Eine Runde Sache – Sizilien 2017 – Teil 2

Nach Teil 1 über Catania, Syrakus, Ortygia, Noto, Agrigent, Buseto Palizzolo, Erice, Scopello und San Vito lo Capo. Ging es weiter auf der Errundungstour.

Bis auf einige Risse sind die Autobahnen wirklich gut. Lediglich der Plastikmüll rechts und links ist schrecklich. Auch die Blumen die in gleicher Menge wachsen kompensieren das nicht. Tankstellen sind auch wirklich selten, was dazu führte, dass ich sie sogar bildlich festhielt (links).

Dass die Einheimischen nicht zimperlich mit Autos und Umgebung umgehen wurde auch nach Ankunft in Palermo sichtbar. Rechts ein kleines Beispiel.

Palermo war spannend. Viel Trubel, viele Gassen, eine Sehenswürdigkeit nach der anderen. Die Chiesa di San Cataldo war wunderschön und mein Lieblingsort in Palermo. Von außen fällt das Gebäude wegen seiner roten Kuppeln ins Auge. Im Inneren erinnert es an einen kulturellen Treffpunkt christlicher und orientalischer Bauarten. Es erinnerte mich auch an die bekannten Bilder der Maya-Stätten, da es von Pflanzen erobert wird.   

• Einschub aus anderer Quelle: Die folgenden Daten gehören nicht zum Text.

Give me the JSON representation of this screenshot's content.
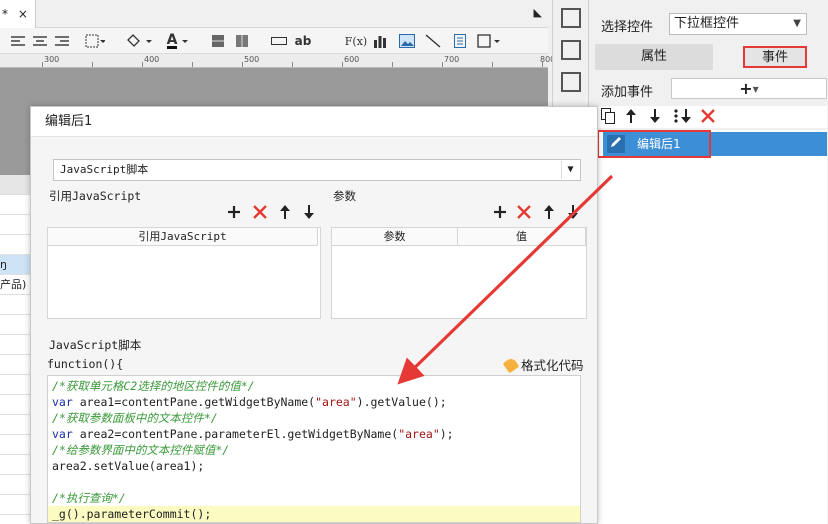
{
  "editor": {
    "tab_label": "*",
    "tab_close": "×",
    "tab_menu": "◣",
    "ruler_marks": [
      "300",
      "400",
      "500",
      "600",
      "700",
      "800"
    ],
    "sheet_rows": [
      "",
      "",
      "",
      "",
      "ŋ",
      "产品)",
      "",
      "",
      "",
      "",
      "",
      "",
      "",
      "",
      "",
      "",
      ""
    ]
  },
  "toolbar": {
    "icons": [
      "align-left-icon",
      "align-center-icon",
      "align-right-icon",
      "border-icon",
      "fill-color-icon",
      "font-color-icon",
      "cell-icon",
      "merge-icon",
      "textbox-icon",
      "text-icon",
      "formula-icon",
      "chart-icon",
      "image-icon",
      "slash-icon",
      "richtext-icon",
      "widget-icon"
    ],
    "text_ab": "ab",
    "text_fx": "F(x)",
    "text_a": "A"
  },
  "right_panel": {
    "select_label": "选择控件",
    "select_value": "下拉框控件",
    "tab_props": "属性",
    "tab_events": "事件",
    "add_event_label": "添加事件",
    "add_event_button": "+",
    "events": [
      {
        "name": "编辑后1"
      }
    ]
  },
  "dialog": {
    "title": "编辑后1",
    "type_value": "JavaScript脚本",
    "ref_js_label": "引用JavaScript",
    "params_label": "参数",
    "ref_js_col": "引用JavaScript",
    "params_col_param": "参数",
    "params_col_value": "值",
    "script_label": "JavaScript脚本",
    "function_header": "function(){",
    "format_button": "格式化代码"
  },
  "code": {
    "lines": [
      {
        "parts": [
          {
            "t": "/*获取单元格C2选择的地区控件的值*/",
            "c": "cm"
          }
        ]
      },
      {
        "parts": [
          {
            "t": "var",
            "c": "kw"
          },
          {
            "t": " area1=contentPane.getWidgetByName(",
            "c": ""
          },
          {
            "t": "\"area\"",
            "c": "st"
          },
          {
            "t": ").getValue();",
            "c": ""
          }
        ]
      },
      {
        "parts": [
          {
            "t": "/*获取参数面板中的文本控件*/",
            "c": "cm"
          }
        ]
      },
      {
        "parts": [
          {
            "t": "var",
            "c": "kw"
          },
          {
            "t": " area2=contentPane.parameterEl.getWidgetByName(",
            "c": ""
          },
          {
            "t": "\"area\"",
            "c": "st"
          },
          {
            "t": ");",
            "c": ""
          }
        ]
      },
      {
        "parts": [
          {
            "t": "/*给参数界面中的文本控件赋值*/",
            "c": "cm"
          }
        ]
      },
      {
        "parts": [
          {
            "t": "area2.setValue(area1);",
            "c": ""
          }
        ]
      },
      {
        "parts": [
          {
            "t": "",
            "c": ""
          }
        ]
      },
      {
        "parts": [
          {
            "t": "/*执行查询*/",
            "c": "cm"
          }
        ]
      },
      {
        "parts": [
          {
            "t": "_g().parameterCommit();",
            "c": ""
          }
        ],
        "highlight": true
      }
    ]
  },
  "colors": {
    "accent_red": "#e53935",
    "selection_blue": "#3c8fd7",
    "comment_green": "#3a9a3a",
    "keyword_blue": "#1c2ea8",
    "string_red": "#a31515"
  }
}
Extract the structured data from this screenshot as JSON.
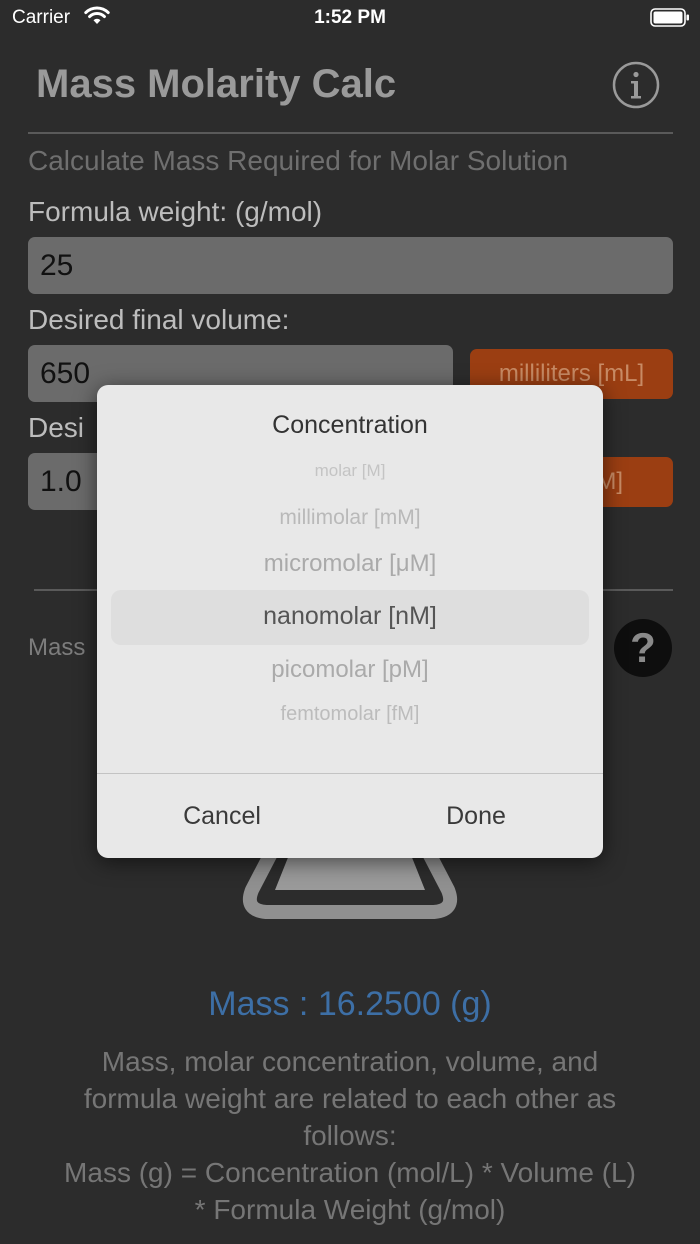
{
  "status_bar": {
    "carrier": "Carrier",
    "time": "1:52 PM"
  },
  "header": {
    "title": "Mass Molarity Calc",
    "info_icon": "info-circle-icon"
  },
  "form": {
    "subtitle": "Calculate Mass Required for Molar Solution",
    "formula_weight_label": "Formula weight:  (g/mol)",
    "formula_weight_value": "25",
    "volume_label": "Desired final volume:",
    "volume_value": "650",
    "volume_unit": "milliliters [mL]",
    "concentration_label_visible": "Desi",
    "concentration_value": "1.0",
    "concentration_unit_visible": "M]"
  },
  "result": {
    "label_visible": "Mass",
    "help_icon": "question-mark-icon",
    "mass_text": "Mass : 16.2500 (g)",
    "explanation_lines": [
      "Mass, molar concentration, volume, and",
      "formula weight are related to each other as",
      "follows:",
      "Mass (g) = Concentration (mol/L) * Volume (L)",
      "* Formula Weight (g/mol)"
    ]
  },
  "picker": {
    "title": "Concentration",
    "options": [
      "molar [M]",
      "millimolar [mM]",
      "micromolar [μM]",
      "nanomolar [nM]",
      "picomolar [pM]",
      "femtomolar [fM]"
    ],
    "selected": "nanomolar [nM]",
    "cancel_label": "Cancel",
    "done_label": "Done"
  },
  "colors": {
    "accent_orange": "#9b3e12",
    "result_blue": "#3d6fa6",
    "background": "#2c2c2c"
  }
}
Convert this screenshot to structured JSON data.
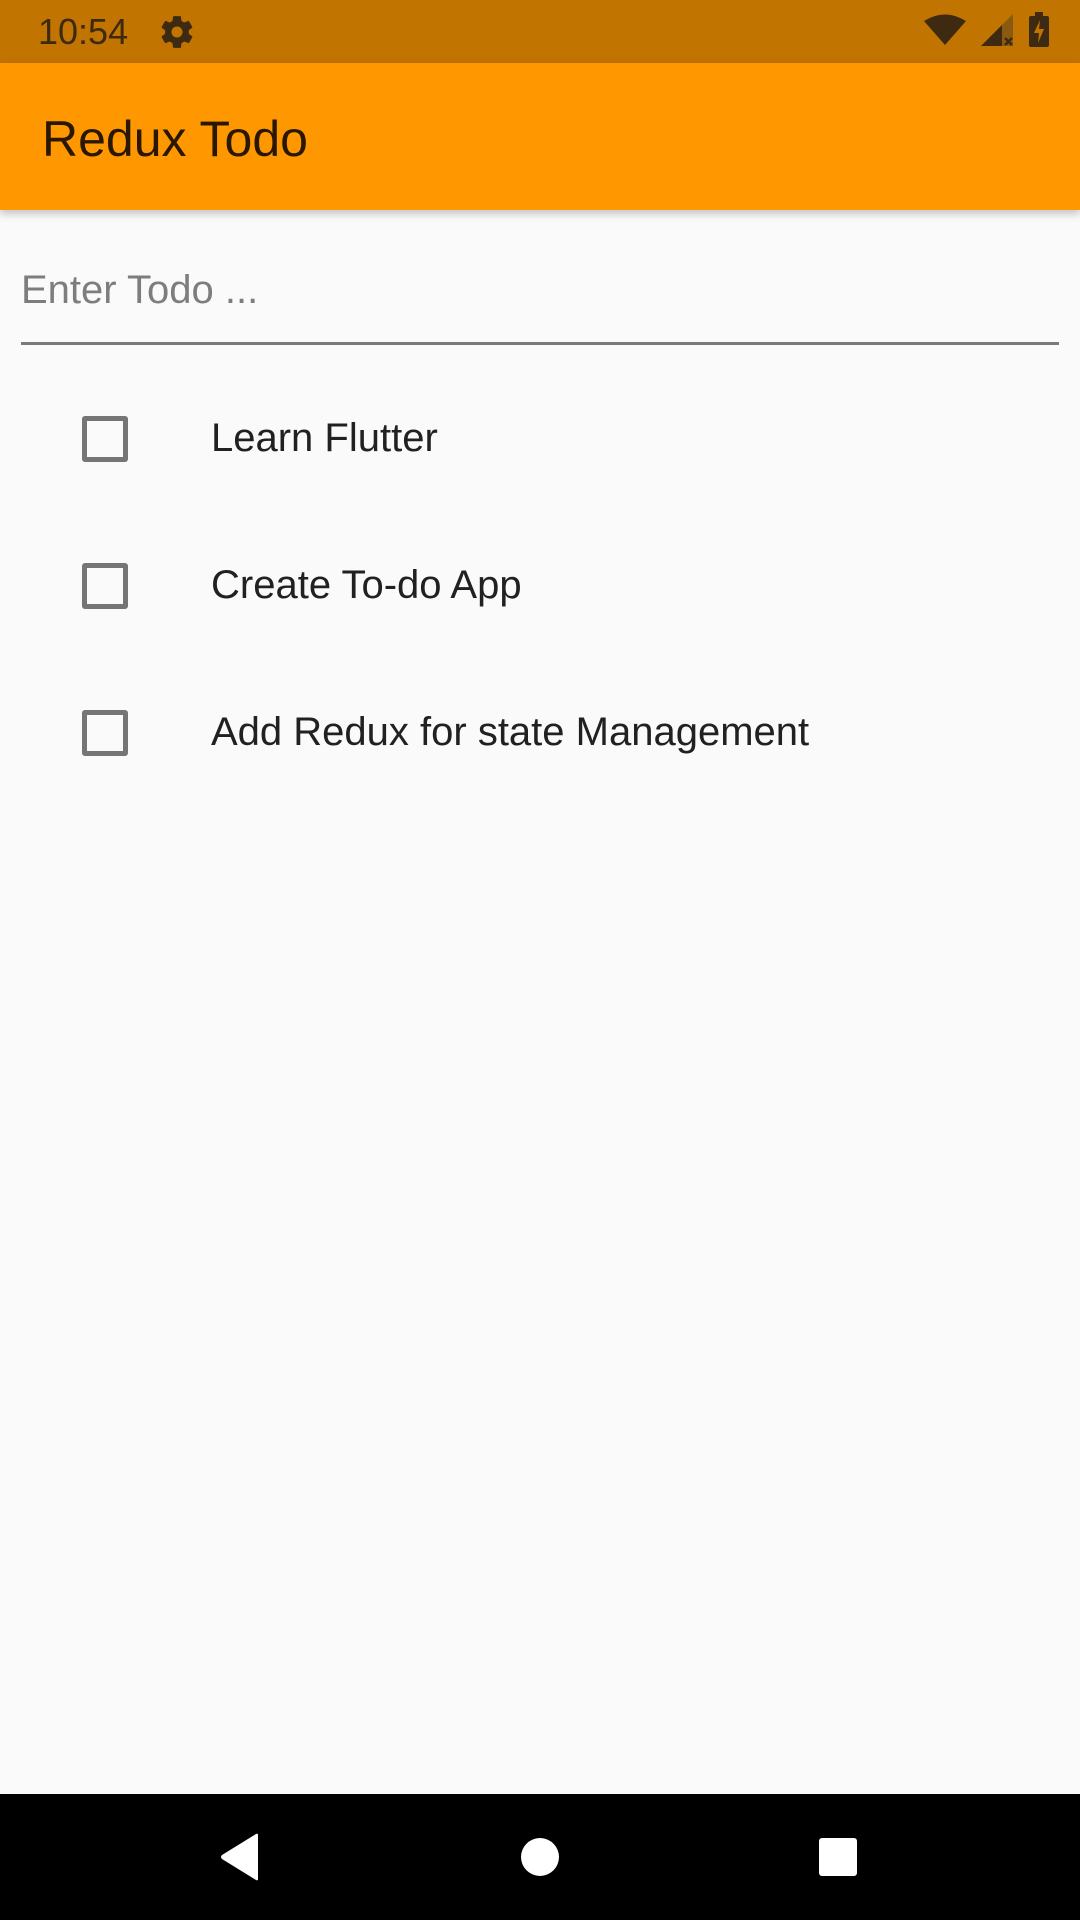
{
  "status_bar": {
    "time": "10:54",
    "icons": [
      "gear-icon",
      "wifi-icon",
      "cell-signal-icon",
      "battery-icon"
    ]
  },
  "app_bar": {
    "title": "Redux Todo"
  },
  "todo_input": {
    "placeholder": "Enter Todo ...",
    "value": ""
  },
  "todos": [
    {
      "label": "Learn Flutter",
      "checked": false
    },
    {
      "label": "Create To-do App",
      "checked": false
    },
    {
      "label": "Add Redux for state Management",
      "checked": false
    }
  ],
  "nav_bar": {
    "icons": [
      "back-icon",
      "home-icon",
      "recents-icon"
    ]
  },
  "colors": {
    "status_bar": "#c17400",
    "app_bar": "#ff9800",
    "background": "#fafafa",
    "nav_bar": "#000000"
  }
}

Zudem traf ich in Palermo wieder auf den wunderschönen Palisanderholzbaum. Mit seinen ausgefallenen lila Blättern fühlt er sich auf Sizilien sehr wohl. Zumindest sieht man ihn sehr oft.

Als Ort hat mir Cefalù am besten gefallen. Ein kleiner niedlicher Ort, belebt und gleichzeitig entspannend. Und einfach traumhaft fürs Auge. Etwas lästig war die Roller-Gang, die plötzlich im Ort einfiel. Hier handelte es sich um eine Ralley oder so etwas. Statt mit Motorrädern eben mit den geliebten Rollern.

Nach einer längeren Fahrt war der nächste Stop in Taormina. Wobei es nur ein kurzer Ausflug war. Die Unterkunft war in Castelmola. 

In Taormina war das griechische Theater beeindruckend und den Eintritt wert. Die Stadt ist aber einfach zu voll. Das kleine Ding rechts hat mich belustigt. Ein Telefon an einem Taxistand und es ist tatsächlich noch in Betrieb! Hier braucht man keinen Funk oder Apps. Die Plastiktüte dient als Regenschutz.

In Castelmola geht es deutlich ruhiger zu. Allerdings liegt der Ort auch deutlich höher. Rechts der wunderschöne Ausblick bei Nacht. Ein kleines Abenteuer ihn zu erreichen, da auch das GPS versagt. Die Unterkünfte sind dadurch aber günstiger. Mich haben diese kleinen Häschen an der Dorfkirche, links, bezaubert. Verwundert haben mich dagegen die unzähligen Wasserflaschen die überall stehen. Ich fragte nach und erfuhr, dass es die Katzen, von denen es dort sehr viele gibt, davon abhalten soll ihre Bedürfnisse und Markierarbeiten dort zu verrichten.

   

Weiter ging es zum Ätna auf dem es vor Marienkäfern nur so wimmelte. Der Wind trägt sie dorthin. Die Umgebung des Ätna hat eine ganz eigene Stimmung. Ähnlich stellt man sich die Mondlandschaft vor, nur dass am Vulkan noch vereinzelt Pflanzen wachsen.

    

Nach einem letzten Blick in die Ferne, ging es vom Vulkan zum Flughafen in Catania. Und von dort zurück nach Deutschland. Klein und abwechslungsreich ist diese Insel. Wirklich schön. Danke, dass ich da sein durfte, Sizilien.